Petite, fine featured with red hair swirling around her face, wearing cowboy-ish boots and cloaked in a lace top, Émilie Simon appears in the Sydney cafe where we’ve agreed to meet. She looks a like an eccentric life-sized doll.

Simon is in Australia on a short showcase tour of Sydney and Melbourne for her new album, Mue. It’s a teaser for her return to Australia for So Frenchy So Chic in January, an event described as a picnic music festival for Francophiles. If you’ve been before, you’ll know it’s more than that; picture mellow sunlight, bare shoulders, barefoot dancing and picnic rugs spread out on the green. Simon, with her French and feminine soundscapes and off-kilter bohemian-ish style, is a perfect fit. Hence the second invitation to join the summer festival for gadabouts.

With previous albums inspired by vegetation, the cold and the atmosphere of New York, Simon doesn’t shy away from thematic and conceptual albums. So what is Mue about, exactly?

“This one is all about a love story happening in Paris. It’s a very romantic album, very feminine too, and the arrangements have lots of strings. They are very deep and warm; like red velvet,” she says.

“Mue” translates roughly as metamorphosis, or a shedding of the skin – something the album evokes in its haunting fuzziness and writhing rhythms. Simon explains it is, “About how, in a love story, your feelings and emotions are on the top of your skin. It’s very sensitive. Sometimes it can hurt a little bit. It scars.

“I like the idea that you carry [your emotions] as a part of you and sometimes it’s a very strong imprint on you. But your skin is always rejuvenating and it’s always shedding. So ... those scars and those emotions can also fade away and leave space for a new beginning. There is this idea of a cycle, as in a love story: you meet somebody in your life, you fall in love and everything is new and everything is beautiful. And then you have all the lies and tears, and you go to the break up song ... and then another beginning.”

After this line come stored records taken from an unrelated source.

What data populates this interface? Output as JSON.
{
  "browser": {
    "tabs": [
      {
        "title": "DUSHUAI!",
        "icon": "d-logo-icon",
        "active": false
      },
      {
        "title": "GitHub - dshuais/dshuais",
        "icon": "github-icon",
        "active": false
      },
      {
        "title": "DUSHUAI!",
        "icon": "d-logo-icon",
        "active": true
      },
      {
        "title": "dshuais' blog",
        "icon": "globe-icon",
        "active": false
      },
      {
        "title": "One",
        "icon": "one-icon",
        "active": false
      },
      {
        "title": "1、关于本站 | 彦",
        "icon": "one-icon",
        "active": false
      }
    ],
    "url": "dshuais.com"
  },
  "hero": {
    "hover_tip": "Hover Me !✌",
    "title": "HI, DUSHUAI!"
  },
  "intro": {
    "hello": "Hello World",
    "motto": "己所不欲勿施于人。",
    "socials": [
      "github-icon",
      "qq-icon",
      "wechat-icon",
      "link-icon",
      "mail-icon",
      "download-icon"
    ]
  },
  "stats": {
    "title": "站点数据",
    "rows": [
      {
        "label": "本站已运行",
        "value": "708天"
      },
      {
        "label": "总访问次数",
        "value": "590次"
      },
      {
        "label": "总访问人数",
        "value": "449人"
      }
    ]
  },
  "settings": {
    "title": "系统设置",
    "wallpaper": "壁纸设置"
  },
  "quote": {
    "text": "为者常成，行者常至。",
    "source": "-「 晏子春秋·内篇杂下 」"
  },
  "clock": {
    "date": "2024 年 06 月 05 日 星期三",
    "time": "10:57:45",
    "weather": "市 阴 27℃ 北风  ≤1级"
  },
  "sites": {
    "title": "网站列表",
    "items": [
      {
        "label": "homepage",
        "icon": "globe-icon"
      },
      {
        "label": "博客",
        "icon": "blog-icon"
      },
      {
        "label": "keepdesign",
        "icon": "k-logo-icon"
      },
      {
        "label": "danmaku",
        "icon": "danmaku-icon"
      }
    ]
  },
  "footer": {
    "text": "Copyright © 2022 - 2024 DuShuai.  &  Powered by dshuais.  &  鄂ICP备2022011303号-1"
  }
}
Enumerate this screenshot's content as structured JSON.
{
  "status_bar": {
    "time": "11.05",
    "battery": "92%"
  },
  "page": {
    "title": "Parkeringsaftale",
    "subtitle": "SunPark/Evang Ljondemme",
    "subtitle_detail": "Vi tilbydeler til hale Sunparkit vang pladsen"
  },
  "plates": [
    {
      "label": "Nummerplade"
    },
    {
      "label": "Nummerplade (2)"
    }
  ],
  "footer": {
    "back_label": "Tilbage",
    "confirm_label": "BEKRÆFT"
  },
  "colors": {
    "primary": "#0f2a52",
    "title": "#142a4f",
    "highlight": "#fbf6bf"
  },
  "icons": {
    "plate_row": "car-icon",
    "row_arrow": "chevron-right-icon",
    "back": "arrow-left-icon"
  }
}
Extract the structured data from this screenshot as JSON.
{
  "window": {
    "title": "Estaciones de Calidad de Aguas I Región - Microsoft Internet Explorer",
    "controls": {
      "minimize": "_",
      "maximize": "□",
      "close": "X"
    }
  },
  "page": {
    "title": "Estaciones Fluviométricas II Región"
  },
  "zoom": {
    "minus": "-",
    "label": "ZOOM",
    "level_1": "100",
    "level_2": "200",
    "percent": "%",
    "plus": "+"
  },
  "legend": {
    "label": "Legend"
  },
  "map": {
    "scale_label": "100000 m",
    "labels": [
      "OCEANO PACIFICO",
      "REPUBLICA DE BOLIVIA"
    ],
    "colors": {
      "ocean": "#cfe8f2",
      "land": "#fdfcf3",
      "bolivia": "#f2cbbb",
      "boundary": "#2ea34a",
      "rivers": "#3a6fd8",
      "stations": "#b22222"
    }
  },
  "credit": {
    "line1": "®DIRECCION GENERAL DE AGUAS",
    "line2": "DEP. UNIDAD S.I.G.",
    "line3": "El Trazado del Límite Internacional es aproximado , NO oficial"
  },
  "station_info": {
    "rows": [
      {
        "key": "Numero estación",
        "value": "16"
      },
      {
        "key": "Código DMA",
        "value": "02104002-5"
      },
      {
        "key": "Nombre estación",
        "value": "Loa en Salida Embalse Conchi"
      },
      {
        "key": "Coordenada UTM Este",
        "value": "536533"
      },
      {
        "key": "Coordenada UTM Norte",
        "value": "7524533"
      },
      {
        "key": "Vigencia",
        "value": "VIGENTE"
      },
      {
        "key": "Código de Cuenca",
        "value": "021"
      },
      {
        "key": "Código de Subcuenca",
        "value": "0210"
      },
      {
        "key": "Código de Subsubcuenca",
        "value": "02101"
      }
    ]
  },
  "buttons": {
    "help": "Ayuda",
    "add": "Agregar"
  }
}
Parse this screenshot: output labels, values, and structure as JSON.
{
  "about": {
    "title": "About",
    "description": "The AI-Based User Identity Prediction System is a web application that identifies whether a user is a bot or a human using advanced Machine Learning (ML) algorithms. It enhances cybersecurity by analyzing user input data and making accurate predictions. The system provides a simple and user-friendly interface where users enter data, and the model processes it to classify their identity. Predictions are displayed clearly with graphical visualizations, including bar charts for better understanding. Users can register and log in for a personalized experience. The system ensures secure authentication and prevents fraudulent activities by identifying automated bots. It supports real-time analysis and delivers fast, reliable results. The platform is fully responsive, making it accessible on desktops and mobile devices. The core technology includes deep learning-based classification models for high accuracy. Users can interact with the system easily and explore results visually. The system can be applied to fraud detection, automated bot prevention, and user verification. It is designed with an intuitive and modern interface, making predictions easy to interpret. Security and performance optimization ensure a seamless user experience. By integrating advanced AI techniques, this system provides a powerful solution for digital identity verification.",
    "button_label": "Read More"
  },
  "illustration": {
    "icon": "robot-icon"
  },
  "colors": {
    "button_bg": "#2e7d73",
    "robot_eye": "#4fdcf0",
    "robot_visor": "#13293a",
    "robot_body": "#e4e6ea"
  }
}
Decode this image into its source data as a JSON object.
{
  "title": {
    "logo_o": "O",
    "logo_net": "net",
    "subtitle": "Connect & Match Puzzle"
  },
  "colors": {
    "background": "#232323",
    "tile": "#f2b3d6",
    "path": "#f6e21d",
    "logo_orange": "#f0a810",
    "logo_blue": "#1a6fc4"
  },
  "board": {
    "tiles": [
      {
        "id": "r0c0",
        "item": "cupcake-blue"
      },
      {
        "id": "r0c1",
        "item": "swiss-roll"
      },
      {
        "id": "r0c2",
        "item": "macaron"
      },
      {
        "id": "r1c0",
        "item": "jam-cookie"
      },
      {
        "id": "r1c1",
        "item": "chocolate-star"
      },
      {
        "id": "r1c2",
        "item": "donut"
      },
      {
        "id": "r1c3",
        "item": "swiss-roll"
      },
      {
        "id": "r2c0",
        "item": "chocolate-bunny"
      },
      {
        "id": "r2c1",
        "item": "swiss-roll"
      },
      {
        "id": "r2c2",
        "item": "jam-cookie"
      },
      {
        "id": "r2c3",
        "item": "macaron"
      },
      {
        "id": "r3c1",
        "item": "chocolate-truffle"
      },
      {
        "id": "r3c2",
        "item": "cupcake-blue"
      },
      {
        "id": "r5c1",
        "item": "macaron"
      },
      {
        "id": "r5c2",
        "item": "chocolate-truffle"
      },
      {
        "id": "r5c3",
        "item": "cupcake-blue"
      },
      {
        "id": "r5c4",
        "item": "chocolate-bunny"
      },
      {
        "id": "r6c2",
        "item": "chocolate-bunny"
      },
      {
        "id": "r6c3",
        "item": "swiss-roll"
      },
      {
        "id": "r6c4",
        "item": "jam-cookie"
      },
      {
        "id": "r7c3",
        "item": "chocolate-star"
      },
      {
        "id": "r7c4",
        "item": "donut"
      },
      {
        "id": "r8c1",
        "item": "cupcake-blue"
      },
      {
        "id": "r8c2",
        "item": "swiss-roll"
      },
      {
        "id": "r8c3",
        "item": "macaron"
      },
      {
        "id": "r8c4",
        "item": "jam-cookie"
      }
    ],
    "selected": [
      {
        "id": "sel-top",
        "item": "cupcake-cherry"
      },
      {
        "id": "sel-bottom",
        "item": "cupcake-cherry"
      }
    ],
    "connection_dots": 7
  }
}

Simon writes and sings in a mix of French and English. “I don’t write the same songs in French and in English, and I don’t translate either,” she says. “If a song comes in English, it’s meant to be in English. Same thing for French. The language can be an inspiration for the writing. Of course, I like people to understand what I’m saying and appreciate what I’m writing, but it doesn’t bother me at all that people don’t understand. I grew up listening to music where I had no idea what it meant. I listened to American songwriters, British songwriters, bossa nova; I had no idea but it still made me so happy and I was still able to hear the beauty in it.”

With her electronic melodies merged with strings and sweeping vocals, it’s perhaps unsurprising that where most musicians write songs with their voice and a guitar or a piano, Simon writes with a less romantic instrument. “I started with the computer, because I wanted to create the textures and sounds I had in mind,” she says. “And the sound I had in mind was not a guitar, and was not a piano and it was based on beats and drums and a strange processing that I could only achieve using a computer.”

“The fact that I started with a computer gave me a precise idea of what I wanted and didn’t want ... without having anybody interfering and saying, ‘What about ... ?’ or, ‘Oh no, this song was better’, you know?” She asks the question genuinely rather than as a spoken reflex. I nod as though my sense of musicality goes beyond slurred karaoke performances. “Working with others is something that can be nice, but it’s also good to try to do it by yourself and see what you can come up with; to have a unique vision.”

“There is not a bad song out there, it’s just the perception of it. What you think is bad or good, another person will think the opposite. So what is interesting as an artist is to develop your vision and sense, to dig and to go the furthest you can.”

So Frenchy So Chic in the Park arrives in
 Melbourne on January 11, 2015 at Werribee Mansion.